Let's face it: Approaching your boss about altering your work schedule can brew up a nervous stomach.  It's made worse if you don't have a plan and end up blowing it, which is easy to do if you fall into these two rejection traps.

Mistake #1: "Winging it."
I read somewhere that "Impulsiveness is the mother of regret." Isn't that a great line?

So, even though you need more time and balance now because you're...

  • tired of the hectic juggling of work and personal needs,
  • tired of weekends filled only with chores and errands,
  • and just plain tired!

...don't let your sense of urgency lead you into the proposal rejection trap.

Even reasonable bosses can get irrational when it comes to non-traditional work schedules.

First, you risk an outright dismissal of the idea.

Or, you might get an initial off-the-cuff, favorable response. Then, days later, the boss will dismiss the idea as unworkable. She may have had second thoughts, or after suggesting the idea to her boss, she's been overruled.

Either way, the opportunity to present and negotiate your case has just slipped away like sand through your fingers!
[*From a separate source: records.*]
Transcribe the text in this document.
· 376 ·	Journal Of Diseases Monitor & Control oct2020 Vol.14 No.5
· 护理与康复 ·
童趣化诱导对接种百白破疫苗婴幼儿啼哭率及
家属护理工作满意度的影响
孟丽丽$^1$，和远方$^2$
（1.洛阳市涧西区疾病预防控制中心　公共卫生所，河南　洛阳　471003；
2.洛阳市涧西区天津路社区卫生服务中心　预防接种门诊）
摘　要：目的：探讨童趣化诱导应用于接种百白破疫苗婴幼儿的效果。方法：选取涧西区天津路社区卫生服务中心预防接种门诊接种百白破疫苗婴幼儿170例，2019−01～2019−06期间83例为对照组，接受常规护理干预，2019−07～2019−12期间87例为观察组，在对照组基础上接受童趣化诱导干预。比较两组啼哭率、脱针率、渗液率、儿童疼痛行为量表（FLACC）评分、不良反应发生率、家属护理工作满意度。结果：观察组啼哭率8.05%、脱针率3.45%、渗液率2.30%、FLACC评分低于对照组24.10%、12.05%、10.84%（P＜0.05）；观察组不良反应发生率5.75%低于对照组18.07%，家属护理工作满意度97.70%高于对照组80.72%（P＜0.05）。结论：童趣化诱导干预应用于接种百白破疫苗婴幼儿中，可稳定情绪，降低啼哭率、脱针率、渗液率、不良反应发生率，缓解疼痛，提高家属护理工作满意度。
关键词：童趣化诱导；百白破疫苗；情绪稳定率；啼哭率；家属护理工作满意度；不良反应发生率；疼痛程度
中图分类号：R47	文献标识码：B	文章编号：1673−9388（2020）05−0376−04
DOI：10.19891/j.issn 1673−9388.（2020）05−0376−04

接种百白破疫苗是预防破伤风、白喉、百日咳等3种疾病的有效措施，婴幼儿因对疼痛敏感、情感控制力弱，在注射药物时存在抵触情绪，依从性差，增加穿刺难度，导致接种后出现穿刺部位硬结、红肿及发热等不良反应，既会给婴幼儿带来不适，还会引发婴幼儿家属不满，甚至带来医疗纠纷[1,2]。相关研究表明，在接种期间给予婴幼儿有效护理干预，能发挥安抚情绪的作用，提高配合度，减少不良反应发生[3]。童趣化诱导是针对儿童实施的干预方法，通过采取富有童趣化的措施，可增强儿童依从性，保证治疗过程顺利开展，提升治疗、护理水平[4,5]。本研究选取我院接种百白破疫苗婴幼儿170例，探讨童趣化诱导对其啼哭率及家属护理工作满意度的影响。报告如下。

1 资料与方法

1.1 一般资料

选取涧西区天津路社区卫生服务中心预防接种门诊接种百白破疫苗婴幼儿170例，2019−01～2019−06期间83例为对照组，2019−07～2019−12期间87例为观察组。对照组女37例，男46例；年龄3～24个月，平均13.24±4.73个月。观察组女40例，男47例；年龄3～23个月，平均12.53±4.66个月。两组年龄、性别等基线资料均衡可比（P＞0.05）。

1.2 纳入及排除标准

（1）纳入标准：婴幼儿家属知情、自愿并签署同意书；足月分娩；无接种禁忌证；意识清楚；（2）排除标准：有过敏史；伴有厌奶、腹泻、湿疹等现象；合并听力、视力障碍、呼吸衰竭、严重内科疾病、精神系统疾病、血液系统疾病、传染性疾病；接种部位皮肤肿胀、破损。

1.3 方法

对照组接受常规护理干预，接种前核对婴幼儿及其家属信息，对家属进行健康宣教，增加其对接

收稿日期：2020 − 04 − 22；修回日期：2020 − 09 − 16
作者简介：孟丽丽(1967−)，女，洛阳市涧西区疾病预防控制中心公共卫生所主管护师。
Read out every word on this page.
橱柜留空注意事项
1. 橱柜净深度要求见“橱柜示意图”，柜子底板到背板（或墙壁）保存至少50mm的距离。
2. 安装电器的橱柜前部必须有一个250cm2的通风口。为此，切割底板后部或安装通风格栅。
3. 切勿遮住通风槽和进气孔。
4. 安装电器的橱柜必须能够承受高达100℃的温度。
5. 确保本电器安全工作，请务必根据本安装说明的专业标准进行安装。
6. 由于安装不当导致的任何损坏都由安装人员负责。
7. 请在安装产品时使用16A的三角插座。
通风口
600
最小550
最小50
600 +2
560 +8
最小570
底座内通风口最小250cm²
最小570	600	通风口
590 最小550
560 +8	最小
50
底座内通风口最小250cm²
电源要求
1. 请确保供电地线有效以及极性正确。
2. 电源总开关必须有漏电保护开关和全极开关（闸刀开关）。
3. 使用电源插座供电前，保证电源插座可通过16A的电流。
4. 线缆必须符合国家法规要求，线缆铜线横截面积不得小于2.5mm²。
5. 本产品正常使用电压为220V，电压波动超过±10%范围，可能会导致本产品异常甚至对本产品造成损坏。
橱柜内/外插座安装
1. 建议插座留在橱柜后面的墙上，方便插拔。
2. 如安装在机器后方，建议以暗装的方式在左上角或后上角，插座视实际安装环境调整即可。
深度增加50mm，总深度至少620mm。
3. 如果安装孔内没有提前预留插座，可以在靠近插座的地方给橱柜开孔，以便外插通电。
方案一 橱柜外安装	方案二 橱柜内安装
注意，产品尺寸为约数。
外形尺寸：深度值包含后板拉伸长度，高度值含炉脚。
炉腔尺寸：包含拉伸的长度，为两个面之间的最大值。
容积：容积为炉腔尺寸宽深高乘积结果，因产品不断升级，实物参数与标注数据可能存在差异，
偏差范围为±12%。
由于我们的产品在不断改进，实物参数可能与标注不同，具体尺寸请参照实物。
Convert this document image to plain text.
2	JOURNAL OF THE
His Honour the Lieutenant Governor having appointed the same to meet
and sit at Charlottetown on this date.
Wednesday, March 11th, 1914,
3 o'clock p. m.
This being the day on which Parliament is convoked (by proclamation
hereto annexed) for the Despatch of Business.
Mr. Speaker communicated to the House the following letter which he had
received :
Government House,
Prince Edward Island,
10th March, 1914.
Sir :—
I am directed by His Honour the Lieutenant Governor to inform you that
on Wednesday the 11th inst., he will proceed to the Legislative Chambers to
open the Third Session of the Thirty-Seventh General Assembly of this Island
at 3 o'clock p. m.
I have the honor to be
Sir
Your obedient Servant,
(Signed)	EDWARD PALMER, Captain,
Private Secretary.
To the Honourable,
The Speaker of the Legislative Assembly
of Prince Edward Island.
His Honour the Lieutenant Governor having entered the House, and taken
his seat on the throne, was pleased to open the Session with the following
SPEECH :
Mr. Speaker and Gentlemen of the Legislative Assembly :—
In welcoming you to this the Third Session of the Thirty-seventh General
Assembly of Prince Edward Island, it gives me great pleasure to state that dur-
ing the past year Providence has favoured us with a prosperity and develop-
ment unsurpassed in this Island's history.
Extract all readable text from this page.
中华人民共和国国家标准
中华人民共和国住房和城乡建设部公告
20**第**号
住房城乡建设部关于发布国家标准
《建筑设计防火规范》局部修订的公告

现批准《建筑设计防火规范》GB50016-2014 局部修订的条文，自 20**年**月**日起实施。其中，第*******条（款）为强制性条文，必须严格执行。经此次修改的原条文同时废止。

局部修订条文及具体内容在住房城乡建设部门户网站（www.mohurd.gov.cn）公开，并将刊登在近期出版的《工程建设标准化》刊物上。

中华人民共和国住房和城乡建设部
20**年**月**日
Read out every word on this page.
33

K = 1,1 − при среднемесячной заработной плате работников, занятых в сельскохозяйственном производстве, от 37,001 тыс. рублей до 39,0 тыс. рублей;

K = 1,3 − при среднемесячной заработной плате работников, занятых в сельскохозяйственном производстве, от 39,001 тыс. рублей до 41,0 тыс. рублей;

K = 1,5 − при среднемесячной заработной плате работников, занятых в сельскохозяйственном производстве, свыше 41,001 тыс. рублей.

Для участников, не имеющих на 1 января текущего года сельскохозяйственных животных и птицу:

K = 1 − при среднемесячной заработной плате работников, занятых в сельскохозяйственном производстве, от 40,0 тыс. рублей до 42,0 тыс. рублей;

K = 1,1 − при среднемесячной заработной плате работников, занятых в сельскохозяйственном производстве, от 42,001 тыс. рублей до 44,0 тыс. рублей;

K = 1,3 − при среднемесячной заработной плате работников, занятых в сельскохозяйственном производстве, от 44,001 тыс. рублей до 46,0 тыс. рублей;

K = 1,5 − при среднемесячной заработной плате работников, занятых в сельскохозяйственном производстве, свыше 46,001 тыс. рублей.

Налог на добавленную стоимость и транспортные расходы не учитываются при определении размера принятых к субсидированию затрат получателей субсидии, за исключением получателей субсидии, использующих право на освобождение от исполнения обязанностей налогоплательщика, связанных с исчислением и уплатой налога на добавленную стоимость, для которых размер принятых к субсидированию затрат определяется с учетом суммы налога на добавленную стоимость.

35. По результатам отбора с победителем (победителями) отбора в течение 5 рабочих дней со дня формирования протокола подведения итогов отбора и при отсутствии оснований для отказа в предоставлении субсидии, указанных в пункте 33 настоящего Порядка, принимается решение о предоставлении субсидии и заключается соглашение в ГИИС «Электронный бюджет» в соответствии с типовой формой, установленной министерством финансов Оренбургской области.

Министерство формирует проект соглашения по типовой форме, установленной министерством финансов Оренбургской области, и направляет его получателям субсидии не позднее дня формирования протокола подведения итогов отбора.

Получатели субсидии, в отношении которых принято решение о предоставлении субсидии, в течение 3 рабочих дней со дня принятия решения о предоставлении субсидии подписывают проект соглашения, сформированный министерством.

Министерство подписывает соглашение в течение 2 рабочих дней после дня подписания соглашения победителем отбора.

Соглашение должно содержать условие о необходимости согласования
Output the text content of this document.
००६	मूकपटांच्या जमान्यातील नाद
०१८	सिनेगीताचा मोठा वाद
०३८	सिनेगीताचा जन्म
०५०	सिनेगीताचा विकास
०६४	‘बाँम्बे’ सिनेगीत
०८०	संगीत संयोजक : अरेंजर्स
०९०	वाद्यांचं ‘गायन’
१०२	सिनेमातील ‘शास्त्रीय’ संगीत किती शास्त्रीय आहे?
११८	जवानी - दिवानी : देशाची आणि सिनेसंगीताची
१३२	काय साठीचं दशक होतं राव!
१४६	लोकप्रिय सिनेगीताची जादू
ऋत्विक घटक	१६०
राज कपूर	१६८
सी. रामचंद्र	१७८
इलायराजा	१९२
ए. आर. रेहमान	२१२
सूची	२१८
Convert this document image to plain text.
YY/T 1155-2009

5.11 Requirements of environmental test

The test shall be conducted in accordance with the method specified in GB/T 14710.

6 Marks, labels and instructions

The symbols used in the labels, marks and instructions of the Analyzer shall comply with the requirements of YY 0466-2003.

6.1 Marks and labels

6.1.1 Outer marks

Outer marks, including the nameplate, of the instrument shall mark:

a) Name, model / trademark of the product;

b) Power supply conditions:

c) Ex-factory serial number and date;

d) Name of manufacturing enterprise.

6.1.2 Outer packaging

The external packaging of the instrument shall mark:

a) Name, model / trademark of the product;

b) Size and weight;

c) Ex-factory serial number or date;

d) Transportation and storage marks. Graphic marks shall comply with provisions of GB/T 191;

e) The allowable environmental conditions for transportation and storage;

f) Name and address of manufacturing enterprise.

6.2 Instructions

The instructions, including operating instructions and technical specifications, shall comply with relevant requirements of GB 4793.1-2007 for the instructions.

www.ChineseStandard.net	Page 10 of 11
How to Avoid the Mistake #1
Set an appointment with your boss to present and discuss your proposal. And, be as prepared as you would be for an important job interview or business presentation.

Mistake #2: No written proposal. Whether you research and write your own, or go the proven, time-saving route with Flex Success, a written proposal is a critical 'must-have' when you present your case to your boss.

Without a well-organized document, you sap the muscle out of your flex work strategy. Here's how:

  • Having no proposal document deflates the seriousness of your request and the strength of your desire. Sure, your boss claims to be rational, but the truth is, even the most objective bosses weigh decisions on some emotional level.

Thorough preparation in the form of a first-rate proposal reflects intensity of purpose and desire. These are very persuasive elements. Translation: a yes is more likely.

  • Having no proposal document leaves your boss with doubts about ill-defined issues. There's a hard-to-acknowledge fear of losing control that many managers react to with a knee-jerk no when faced with a non-traditional work schedule request.

Your written proposal provides concrete comfort to help relieve the boss's doubts and fears, and it makes rejection of the request more difficult to argue down.

The structure and content of Flex Success is a major strength in this regard.

Having no proposal document leaves your boss ill-equipped when answering questions from superiors if higher-level approval is needed.

Yet, if you equip your boss with a ready reference and specific replies to likely questions, she's more likely to press your case.

How to Avoid Mistake #2 Prepare a written proposal for the boss's reference, detailing all the major issues that will put him or her at ease enough to agree with your plan.

Written? Yes! A document spelling out all the details wins the boss over. And a solid plan allows you to confidently negotiate for what you want.